Bölgedeki bir okurum Geçitköy Barajı’yla ilgili gözlemini şöyle aktardı bana:
“Barajdaki su gözle görülür şekilde azalıyor. Bu gidişle dibinin görülmesi çok yakındır. Meraklıları neredeyse tabana kadar inerek her gün balık avlıyorlar… Avcılar acele etsinler; çünkü su azaldıkça barajdaki balıklar da ölecekler!..”
***
Boru hattındaki kopma yüzünden Geçitköy Barajı’na Türkiye’den su akışının durduğunu bu yılın başlarında kaygıyla öğrendik… Olayın o günlerde pek de önemsendiği söylenemez… Çünkü bir su darlığı söz konusu değildi ve yetkililer var olan suyun bize aylarca yetebileceğini söylüyorlardı… Hemen arkasından tüm ilginin üzerinde odaklandığı ve yaşamın adeta donduğu pandemi süreci başladı…
Bir yaşam kavgasının verildiği bu pandemi süreci içerisinde boru hattının tamirine gereken acil ilginin gösterildiği söylenemez… Madem ki musluklarımızdan su akıyor, durum durudur!..Tasarruf önlemlerini hiç ırgalamadan suyu bolca kullanıyoruz… Musluklarımızdan kesintisiz su akmakta ne güzel…
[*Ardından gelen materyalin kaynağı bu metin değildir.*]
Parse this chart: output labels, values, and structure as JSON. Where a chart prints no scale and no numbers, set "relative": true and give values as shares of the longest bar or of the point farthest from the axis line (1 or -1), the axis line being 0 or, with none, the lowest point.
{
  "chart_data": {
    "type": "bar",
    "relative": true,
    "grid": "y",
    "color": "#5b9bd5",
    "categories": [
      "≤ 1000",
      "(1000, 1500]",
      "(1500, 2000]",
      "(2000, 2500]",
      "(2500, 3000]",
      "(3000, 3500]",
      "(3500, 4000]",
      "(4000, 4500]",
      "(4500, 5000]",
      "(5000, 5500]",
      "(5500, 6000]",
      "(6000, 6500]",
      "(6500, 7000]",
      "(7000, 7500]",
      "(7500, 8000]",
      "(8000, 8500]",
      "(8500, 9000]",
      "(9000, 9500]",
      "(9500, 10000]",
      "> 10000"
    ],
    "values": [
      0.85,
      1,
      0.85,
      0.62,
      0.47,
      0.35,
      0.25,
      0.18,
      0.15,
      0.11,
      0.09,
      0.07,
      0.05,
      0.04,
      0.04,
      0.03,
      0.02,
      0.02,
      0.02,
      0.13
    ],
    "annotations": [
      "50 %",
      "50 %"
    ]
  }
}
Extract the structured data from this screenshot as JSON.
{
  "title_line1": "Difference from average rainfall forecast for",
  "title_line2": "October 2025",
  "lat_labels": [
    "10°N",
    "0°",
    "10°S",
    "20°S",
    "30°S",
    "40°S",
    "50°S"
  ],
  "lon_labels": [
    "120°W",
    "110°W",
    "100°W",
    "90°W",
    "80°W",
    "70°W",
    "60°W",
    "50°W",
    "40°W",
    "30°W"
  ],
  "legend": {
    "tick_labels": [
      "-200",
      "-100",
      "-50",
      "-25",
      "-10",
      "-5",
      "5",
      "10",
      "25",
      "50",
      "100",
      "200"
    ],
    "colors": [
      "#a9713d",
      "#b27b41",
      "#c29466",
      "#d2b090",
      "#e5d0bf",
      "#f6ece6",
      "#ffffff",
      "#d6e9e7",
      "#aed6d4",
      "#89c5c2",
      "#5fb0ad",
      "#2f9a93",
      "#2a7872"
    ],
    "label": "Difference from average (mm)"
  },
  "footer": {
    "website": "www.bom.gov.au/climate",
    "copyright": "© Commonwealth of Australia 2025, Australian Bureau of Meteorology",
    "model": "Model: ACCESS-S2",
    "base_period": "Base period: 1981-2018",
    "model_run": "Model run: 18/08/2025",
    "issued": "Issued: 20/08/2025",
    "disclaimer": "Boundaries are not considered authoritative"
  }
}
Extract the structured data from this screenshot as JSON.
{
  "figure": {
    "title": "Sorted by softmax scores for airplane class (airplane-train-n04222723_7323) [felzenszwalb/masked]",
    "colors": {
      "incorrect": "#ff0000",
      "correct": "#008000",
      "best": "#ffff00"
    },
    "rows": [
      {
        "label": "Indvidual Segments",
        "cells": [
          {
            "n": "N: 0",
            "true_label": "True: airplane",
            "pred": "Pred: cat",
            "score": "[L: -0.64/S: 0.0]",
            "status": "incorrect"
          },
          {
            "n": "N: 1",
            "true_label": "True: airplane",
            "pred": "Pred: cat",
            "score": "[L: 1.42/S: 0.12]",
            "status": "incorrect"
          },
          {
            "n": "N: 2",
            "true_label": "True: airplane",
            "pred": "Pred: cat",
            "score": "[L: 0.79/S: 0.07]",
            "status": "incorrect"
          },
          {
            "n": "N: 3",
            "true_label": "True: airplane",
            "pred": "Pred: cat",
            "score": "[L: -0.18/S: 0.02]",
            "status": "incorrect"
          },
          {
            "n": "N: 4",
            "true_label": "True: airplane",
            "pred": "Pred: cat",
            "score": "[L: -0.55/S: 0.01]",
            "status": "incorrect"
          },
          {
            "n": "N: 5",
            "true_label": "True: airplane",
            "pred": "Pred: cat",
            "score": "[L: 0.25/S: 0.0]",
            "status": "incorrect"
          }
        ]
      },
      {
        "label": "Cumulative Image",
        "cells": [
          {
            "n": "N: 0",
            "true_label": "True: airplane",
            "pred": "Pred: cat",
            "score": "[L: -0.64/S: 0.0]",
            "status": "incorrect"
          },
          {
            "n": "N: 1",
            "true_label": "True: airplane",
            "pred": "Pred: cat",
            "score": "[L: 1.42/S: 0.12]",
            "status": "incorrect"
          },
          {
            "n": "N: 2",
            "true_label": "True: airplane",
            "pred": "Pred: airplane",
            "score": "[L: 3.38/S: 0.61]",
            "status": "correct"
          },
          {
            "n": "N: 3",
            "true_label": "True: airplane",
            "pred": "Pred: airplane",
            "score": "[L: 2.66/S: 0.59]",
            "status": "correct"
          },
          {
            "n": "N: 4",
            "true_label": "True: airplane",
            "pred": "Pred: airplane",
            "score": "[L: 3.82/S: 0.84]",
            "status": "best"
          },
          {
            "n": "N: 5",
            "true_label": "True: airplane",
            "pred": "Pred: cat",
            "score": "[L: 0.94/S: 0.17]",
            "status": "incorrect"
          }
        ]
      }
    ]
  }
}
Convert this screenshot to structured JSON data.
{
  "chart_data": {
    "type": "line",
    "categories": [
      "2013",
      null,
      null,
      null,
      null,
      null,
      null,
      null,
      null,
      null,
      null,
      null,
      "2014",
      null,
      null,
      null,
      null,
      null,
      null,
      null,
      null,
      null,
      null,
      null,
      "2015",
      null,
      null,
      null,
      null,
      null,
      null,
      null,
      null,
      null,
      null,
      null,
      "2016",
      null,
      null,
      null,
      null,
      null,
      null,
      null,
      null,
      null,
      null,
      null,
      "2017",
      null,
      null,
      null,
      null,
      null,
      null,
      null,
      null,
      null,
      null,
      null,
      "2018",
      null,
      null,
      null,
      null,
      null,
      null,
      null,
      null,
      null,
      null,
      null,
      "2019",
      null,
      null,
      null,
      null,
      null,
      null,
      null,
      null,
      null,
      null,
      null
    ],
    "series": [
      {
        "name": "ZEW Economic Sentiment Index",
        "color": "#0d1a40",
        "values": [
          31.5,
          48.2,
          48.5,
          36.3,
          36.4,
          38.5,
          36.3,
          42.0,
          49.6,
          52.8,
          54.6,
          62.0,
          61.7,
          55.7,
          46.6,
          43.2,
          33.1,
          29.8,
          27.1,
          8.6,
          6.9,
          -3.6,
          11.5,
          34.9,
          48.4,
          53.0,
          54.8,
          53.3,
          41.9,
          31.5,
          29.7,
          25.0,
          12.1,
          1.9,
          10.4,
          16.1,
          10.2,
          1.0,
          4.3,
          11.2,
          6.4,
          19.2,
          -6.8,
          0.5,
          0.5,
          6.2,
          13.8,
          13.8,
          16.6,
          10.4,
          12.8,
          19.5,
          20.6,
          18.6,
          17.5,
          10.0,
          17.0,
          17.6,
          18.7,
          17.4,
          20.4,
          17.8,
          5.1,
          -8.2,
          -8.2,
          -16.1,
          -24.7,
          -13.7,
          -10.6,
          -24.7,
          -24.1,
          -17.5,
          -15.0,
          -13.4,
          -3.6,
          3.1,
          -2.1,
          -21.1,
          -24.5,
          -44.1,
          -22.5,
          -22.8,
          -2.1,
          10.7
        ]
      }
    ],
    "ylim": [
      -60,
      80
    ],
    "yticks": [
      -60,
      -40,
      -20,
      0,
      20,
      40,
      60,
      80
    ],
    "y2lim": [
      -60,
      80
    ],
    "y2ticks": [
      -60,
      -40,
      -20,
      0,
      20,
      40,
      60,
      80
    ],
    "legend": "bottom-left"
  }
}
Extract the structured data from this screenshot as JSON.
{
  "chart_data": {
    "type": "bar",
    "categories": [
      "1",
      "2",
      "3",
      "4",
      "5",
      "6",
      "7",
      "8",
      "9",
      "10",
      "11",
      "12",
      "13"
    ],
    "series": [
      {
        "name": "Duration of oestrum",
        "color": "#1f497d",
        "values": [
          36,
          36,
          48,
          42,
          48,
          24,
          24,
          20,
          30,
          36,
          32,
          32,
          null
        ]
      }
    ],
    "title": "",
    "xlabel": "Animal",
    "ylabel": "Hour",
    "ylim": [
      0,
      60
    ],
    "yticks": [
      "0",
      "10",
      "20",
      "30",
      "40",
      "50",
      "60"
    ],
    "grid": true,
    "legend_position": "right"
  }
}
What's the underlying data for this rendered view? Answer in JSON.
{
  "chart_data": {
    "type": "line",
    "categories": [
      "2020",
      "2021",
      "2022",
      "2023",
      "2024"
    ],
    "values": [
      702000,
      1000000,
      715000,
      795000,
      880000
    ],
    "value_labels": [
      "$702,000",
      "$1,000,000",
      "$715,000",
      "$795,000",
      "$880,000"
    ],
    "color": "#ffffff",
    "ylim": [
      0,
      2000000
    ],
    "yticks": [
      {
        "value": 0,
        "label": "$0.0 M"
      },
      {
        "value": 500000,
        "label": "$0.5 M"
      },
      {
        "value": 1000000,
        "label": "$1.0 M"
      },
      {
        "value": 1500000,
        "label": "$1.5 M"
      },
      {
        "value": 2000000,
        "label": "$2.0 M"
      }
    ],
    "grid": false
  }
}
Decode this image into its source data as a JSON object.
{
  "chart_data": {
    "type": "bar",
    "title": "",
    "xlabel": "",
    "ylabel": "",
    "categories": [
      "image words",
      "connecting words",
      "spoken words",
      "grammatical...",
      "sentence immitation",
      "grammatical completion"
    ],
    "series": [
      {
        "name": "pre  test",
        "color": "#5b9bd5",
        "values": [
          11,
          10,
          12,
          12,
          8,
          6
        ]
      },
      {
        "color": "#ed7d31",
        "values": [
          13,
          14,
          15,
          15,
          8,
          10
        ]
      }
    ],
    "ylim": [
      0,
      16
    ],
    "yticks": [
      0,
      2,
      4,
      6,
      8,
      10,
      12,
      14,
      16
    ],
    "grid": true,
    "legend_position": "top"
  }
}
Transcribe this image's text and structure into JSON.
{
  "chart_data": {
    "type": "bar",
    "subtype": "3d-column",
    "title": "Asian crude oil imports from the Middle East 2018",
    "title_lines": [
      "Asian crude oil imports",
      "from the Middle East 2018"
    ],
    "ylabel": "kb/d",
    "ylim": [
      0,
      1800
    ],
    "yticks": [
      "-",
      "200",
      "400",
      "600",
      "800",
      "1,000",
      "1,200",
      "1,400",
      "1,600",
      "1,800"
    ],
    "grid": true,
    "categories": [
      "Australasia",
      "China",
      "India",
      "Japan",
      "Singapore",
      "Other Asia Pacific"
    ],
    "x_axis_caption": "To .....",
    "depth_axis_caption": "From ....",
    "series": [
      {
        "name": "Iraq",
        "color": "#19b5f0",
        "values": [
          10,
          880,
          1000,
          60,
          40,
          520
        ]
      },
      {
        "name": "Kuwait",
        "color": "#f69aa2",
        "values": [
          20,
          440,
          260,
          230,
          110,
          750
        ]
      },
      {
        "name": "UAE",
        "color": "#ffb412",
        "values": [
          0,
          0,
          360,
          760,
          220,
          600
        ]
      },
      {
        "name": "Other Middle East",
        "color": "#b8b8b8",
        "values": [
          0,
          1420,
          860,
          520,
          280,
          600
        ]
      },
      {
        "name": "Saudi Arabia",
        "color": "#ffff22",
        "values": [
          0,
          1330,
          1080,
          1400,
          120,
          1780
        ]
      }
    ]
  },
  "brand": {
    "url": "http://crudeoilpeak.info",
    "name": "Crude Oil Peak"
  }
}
Ama şimdi anlaşılan o ki, bize su bağlamında yaşamsal uyarısını yapan ve tehlike zillerini çalan bir durumla karşı karşıyayız…
Su tedarikinden sorumlu Bakanımız son açıklamasında tamiratın Haziran ayı sonunda başlayacağını duyurdu… “İnşallah” diyelim, çünkü susuzluk aşikâr şekilde kapımızdadır… Türkiye’ye maliyeti yarım milyar TL’den fazla olacak o tamirat işlemine geçildikten sonra “su akışının yeniden ne zaman başlayacağı?”, başımızın üstünde Demokles’in kılıcı misali sallanan, güncel bir soru işaretidir…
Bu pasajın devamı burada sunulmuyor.